Throughout DHF programs, you’ll be asked to maintain a portfolio. Portfolios are an effective way to document and share new work or learning.
During Maker Foundations, you will be uploading photos, videos, and other written reflections to a Google Drive folder instead of maintaining a web portfolio. You should focus on documenting your work and new learning as you progress through Maker Foundations so that you can share all of the new things you have learned and made at the end of the program. Practicing and developing these documentation habits from the beginning will build the foundational skills that will help in future portfolio creation.
Documenting your work on Google Drive will help you keep track of everything that you make and learn throughout Maker Foundations so that you can refer to them later.
You’ll be sharing your documentation with the program staff through the shared Google Drive. Much of the tech and maker communities are built by folks sharing work and things they’ve learned. Sharing is a really important part of what we do.
Documentation and portfolios serve an important role in tracking the progress of a project, the final outcome of a project, and all of the learning and new skills that are discovered along the way. The documentation that you do through media and reflections will serve as a record of all the awesome things you are going to make at the Tech Center and all of the new skills you will gain through this program and beyond.
With the rise of the Maker Movement, many colleges and universities (and even high schools) are beginning to accept maker portfolios as part of your application as a very effective way to share more about who you are, what you enjoy making, and things you’ve learned.
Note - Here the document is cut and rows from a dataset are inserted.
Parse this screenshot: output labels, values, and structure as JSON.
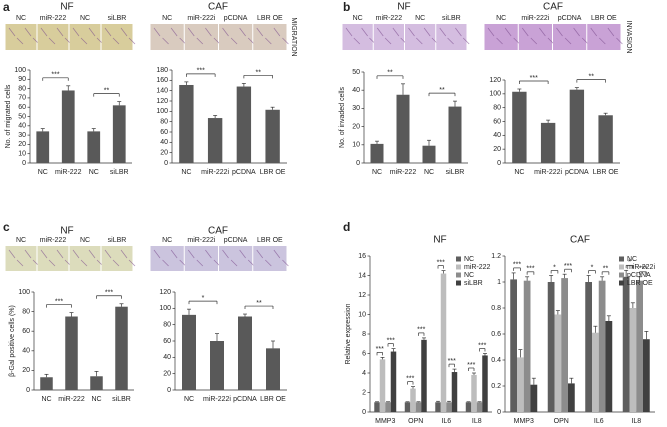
{
  "chart_data": [
    {
      "type": "bar",
      "panel_label": "a",
      "title": "NF",
      "image_labels": [
        "NC",
        "miR-222",
        "NC",
        "siLBR"
      ],
      "image_color": "#d8cd9c",
      "ylabel": "No. of migrated cells",
      "categories": [
        "NC",
        "miR-222",
        "NC",
        "siLBR"
      ],
      "values": [
        34,
        78,
        34,
        62
      ],
      "errors": [
        3,
        5,
        3,
        4
      ],
      "color": "#595959",
      "ylim": [
        0,
        100
      ],
      "yticks": [
        0,
        10,
        20,
        30,
        40,
        50,
        60,
        70,
        80,
        90,
        100
      ],
      "significance": [
        "***",
        "**"
      ]
    },
    {
      "type": "bar",
      "title": "CAF",
      "image_labels": [
        "NC",
        "miR-222i",
        "pCDNA",
        "LBR OE"
      ],
      "image_color": "#d9cbbf",
      "side_label": "MIGRATION",
      "categories": [
        "NC",
        "miR-222i",
        "pCDNA",
        "LBR OE"
      ],
      "values": [
        151,
        87,
        148,
        103
      ],
      "errors": [
        6,
        5,
        6,
        5
      ],
      "color": "#595959",
      "ylim": [
        0,
        180
      ],
      "yticks": [
        0,
        20,
        40,
        60,
        80,
        100,
        120,
        140,
        160,
        180
      ],
      "significance": [
        "***",
        "**"
      ]
    },
    {
      "type": "bar",
      "panel_label": "b",
      "title": "NF",
      "image_labels": [
        "NC",
        "miR-222",
        "NC",
        "siLBR"
      ],
      "image_color": "#d4bde0",
      "ylabel": "No. of invaded cells",
      "categories": [
        "NC",
        "miR-222",
        "NC",
        "siLBR"
      ],
      "values": [
        10.5,
        37.5,
        9.5,
        31
      ],
      "errors": [
        1.5,
        6,
        3,
        3
      ],
      "color": "#595959",
      "ylim": [
        0,
        50
      ],
      "yticks": [
        0,
        10,
        20,
        30,
        40,
        50
      ],
      "significance": [
        "**",
        "**"
      ]
    },
    {
      "type": "bar",
      "title": "CAF",
      "image_labels": [
        "NC",
        "miR-222i",
        "pCDNA",
        "LBR OE"
      ],
      "image_color": "#c9a2d6",
      "side_label": "INVASION",
      "categories": [
        "NC",
        "miR-222i",
        "pCDNA",
        "LBR OE"
      ],
      "values": [
        103,
        58,
        106,
        69
      ],
      "errors": [
        4,
        4,
        3,
        3
      ],
      "color": "#595959",
      "ylim": [
        0,
        120
      ],
      "yticks": [
        0,
        20,
        40,
        60,
        80,
        100,
        120
      ],
      "significance": [
        "***",
        "**"
      ]
    },
    {
      "type": "bar",
      "panel_label": "c",
      "title": "NF",
      "image_labels": [
        "NC",
        "miR-222",
        "NC",
        "siLBR"
      ],
      "image_color": "#dcdcbc",
      "ylabel": "β-Gal positive cells (%)",
      "categories": [
        "NC",
        "miR-222",
        "NC",
        "siLBR"
      ],
      "values": [
        13,
        75,
        14,
        85
      ],
      "errors": [
        3,
        4,
        5,
        3
      ],
      "color": "#595959",
      "ylim": [
        0,
        100
      ],
      "yticks": [
        0,
        20,
        40,
        60,
        80,
        100
      ],
      "significance": [
        "***",
        "***"
      ]
    },
    {
      "type": "bar",
      "title": "CAF",
      "image_labels": [
        "NC",
        "miR-222i",
        "pCDNA",
        "LBR OE"
      ],
      "image_color": "#cbc4de",
      "categories": [
        "NC",
        "miR-222i",
        "pCDNA",
        "LBR OE"
      ],
      "values": [
        92,
        60,
        90,
        51
      ],
      "errors": [
        7,
        9,
        3,
        9
      ],
      "color": "#595959",
      "ylim": [
        0,
        120
      ],
      "yticks": [
        0,
        20,
        40,
        60,
        80,
        100,
        120
      ],
      "significance": [
        "*",
        "**"
      ]
    },
    {
      "type": "bar",
      "panel_label": "d",
      "title": "NF",
      "ylabel": "Relative expression",
      "categories": [
        "MMP3",
        "OPN",
        "IL6",
        "IL8"
      ],
      "series": [
        {
          "name": "NC",
          "color": "#5e5e5e",
          "values": [
            1,
            1,
            1,
            1
          ],
          "errors": [
            0.05,
            0.05,
            0.1,
            0.05
          ]
        },
        {
          "name": "miR-222",
          "color": "#bdbdbd",
          "values": [
            5.4,
            2.4,
            14.2,
            3.8
          ],
          "errors": [
            0.2,
            0.2,
            0.3,
            0.2
          ]
        },
        {
          "name": "NC",
          "color": "#8c8c8c",
          "values": [
            1,
            1,
            1,
            1
          ],
          "errors": [
            0.05,
            0.05,
            0.1,
            0.05
          ]
        },
        {
          "name": "siLBR",
          "color": "#404040",
          "values": [
            6.2,
            7.4,
            4.1,
            5.8
          ],
          "errors": [
            0.3,
            0.2,
            0.3,
            0.2
          ]
        }
      ],
      "ylim": [
        0,
        16
      ],
      "yticks": [
        0,
        2,
        4,
        6,
        8,
        10,
        12,
        14,
        16
      ],
      "legend": "upper right",
      "significance": [
        [
          "***",
          "***"
        ],
        [
          "***",
          "***"
        ],
        [
          "***",
          "***"
        ],
        [
          "***",
          "***"
        ]
      ]
    },
    {
      "type": "bar",
      "title": "CAF",
      "categories": [
        "MMP3",
        "OPN",
        "IL6",
        "IL8"
      ],
      "series": [
        {
          "name": "NC",
          "color": "#5e5e5e",
          "values": [
            1.02,
            1.0,
            1.0,
            1.04
          ],
          "errors": [
            0.05,
            0.05,
            0.05,
            0.05
          ]
        },
        {
          "name": "miR-222i",
          "color": "#bdbdbd",
          "values": [
            0.42,
            0.75,
            0.61,
            0.8
          ],
          "errors": [
            0.06,
            0.03,
            0.05,
            0.04
          ]
        },
        {
          "name": "pCDNA",
          "color": "#8c8c8c",
          "values": [
            1.01,
            1.03,
            1.01,
            1.01
          ],
          "errors": [
            0.03,
            0.03,
            0.03,
            0.03
          ]
        },
        {
          "name": "LBR OE",
          "color": "#404040",
          "values": [
            0.21,
            0.22,
            0.7,
            0.56
          ],
          "errors": [
            0.05,
            0.04,
            0.04,
            0.06
          ]
        }
      ],
      "ylim": [
        0,
        1.2
      ],
      "yticks": [
        0,
        0.2,
        0.4,
        0.6,
        0.8,
        1,
        1.2
      ],
      "legend": "upper right",
      "significance": [
        [
          "***",
          "***"
        ],
        [
          "*",
          "***"
        ],
        [
          "*",
          "**"
        ],
        [
          "*",
          "***"
        ]
      ]
    }
  ]
}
MIT (Massachusetts Institute of Technology) is leading the way with their Maker Portfolio submissions for incoming freshmen. Learn more about their reasons and process in this video, “When Makers Apply to College” by Dr. Dawn Wendell from MIT Admissions:
MIT’s Dr. Dawn Wendell: When Makers Apply to College from Maker Faire on FORA.tv
At the end of Maker Foundations, you will review your documentation with the Program Staff to share your projects, what you’ve learned, and what you’d like to pursue further as a Member. Because your Maker Portfolio will be a simple website, you will also be able to share it with anyone else you’d like – for high school or college applications, or your friends, or your family – to show what you are able to do.
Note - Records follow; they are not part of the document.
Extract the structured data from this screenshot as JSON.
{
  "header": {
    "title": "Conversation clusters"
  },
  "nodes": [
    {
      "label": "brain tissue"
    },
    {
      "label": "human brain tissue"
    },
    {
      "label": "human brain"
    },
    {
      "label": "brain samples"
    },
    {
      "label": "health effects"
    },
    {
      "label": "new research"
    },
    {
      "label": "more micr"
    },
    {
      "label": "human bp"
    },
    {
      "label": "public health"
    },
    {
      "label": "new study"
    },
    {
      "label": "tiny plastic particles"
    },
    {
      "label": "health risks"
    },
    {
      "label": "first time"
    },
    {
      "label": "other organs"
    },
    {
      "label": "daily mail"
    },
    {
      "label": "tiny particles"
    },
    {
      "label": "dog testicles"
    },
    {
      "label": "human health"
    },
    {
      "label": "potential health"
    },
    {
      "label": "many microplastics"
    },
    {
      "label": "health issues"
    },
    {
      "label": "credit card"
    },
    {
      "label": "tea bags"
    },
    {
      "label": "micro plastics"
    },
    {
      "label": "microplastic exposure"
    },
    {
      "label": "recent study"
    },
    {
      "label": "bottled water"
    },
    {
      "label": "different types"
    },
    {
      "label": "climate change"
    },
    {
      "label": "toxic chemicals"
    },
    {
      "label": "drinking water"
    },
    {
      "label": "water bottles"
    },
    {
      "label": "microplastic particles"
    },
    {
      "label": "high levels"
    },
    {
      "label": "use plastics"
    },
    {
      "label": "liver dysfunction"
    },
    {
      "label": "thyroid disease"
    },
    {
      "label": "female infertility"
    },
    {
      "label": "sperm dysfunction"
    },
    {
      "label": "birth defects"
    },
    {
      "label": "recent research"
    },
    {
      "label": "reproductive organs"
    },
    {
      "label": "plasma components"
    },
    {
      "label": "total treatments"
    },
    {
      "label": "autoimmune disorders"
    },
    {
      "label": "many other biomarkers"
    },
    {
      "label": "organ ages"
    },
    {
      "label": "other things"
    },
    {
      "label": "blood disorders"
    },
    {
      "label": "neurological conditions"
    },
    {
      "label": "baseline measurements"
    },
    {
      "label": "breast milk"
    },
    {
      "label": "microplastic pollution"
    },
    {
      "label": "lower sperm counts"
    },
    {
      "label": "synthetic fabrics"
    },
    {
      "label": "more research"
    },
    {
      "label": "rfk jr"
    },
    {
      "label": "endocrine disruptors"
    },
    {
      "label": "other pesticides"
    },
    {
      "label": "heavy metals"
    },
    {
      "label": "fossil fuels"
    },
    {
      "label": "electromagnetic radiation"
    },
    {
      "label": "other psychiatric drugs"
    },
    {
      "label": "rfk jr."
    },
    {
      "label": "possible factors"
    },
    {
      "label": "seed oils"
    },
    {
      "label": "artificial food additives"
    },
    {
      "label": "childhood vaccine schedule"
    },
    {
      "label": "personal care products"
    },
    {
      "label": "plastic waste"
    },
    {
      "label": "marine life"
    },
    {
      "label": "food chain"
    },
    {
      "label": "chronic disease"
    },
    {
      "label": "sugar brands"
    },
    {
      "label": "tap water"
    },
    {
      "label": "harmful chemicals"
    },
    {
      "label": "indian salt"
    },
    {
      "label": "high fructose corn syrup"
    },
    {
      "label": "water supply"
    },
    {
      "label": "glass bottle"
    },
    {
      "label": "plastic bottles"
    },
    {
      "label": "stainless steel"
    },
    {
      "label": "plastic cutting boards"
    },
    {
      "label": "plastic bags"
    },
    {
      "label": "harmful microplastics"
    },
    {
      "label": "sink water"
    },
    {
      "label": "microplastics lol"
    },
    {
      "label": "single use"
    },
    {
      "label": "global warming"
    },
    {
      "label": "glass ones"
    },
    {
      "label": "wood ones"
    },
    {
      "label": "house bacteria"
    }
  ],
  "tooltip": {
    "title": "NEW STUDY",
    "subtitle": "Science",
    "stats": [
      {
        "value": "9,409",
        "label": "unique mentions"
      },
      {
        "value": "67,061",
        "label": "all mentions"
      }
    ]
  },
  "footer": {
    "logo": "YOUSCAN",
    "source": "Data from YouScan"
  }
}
The concept of documenting your work may seem overwhelming at first, but with some practice, it will become second nature. The main things that you’ll be documenting are your mini-projects at the end of each module. The first module that you’ll be asked to do this is Graphic Design. The documentation may look slightly different for each project, but the key point is that you have some form of media documentation that accompanies your project. Don’t worry about creating the fanciest screenshots or staged photos of your work. Instead, focus on capturing your project and the process of making.
One of the best documentation habits that you can build is to document a project while you’re making it. Ideally, documentation is a part of the making process instead of something that is done after you finish. The more that you practice including time to reflect and take photos, video, or write down your thoughts while working on the project. If you build this into your workflow from the beginning the process will become natural and you’ll be a documentation pro in no time!
One way to get in the habit of documenting your work is to have a Chrome tab open with your Google Drive folder so that you can easily drop any screenshots or pictures into your drive.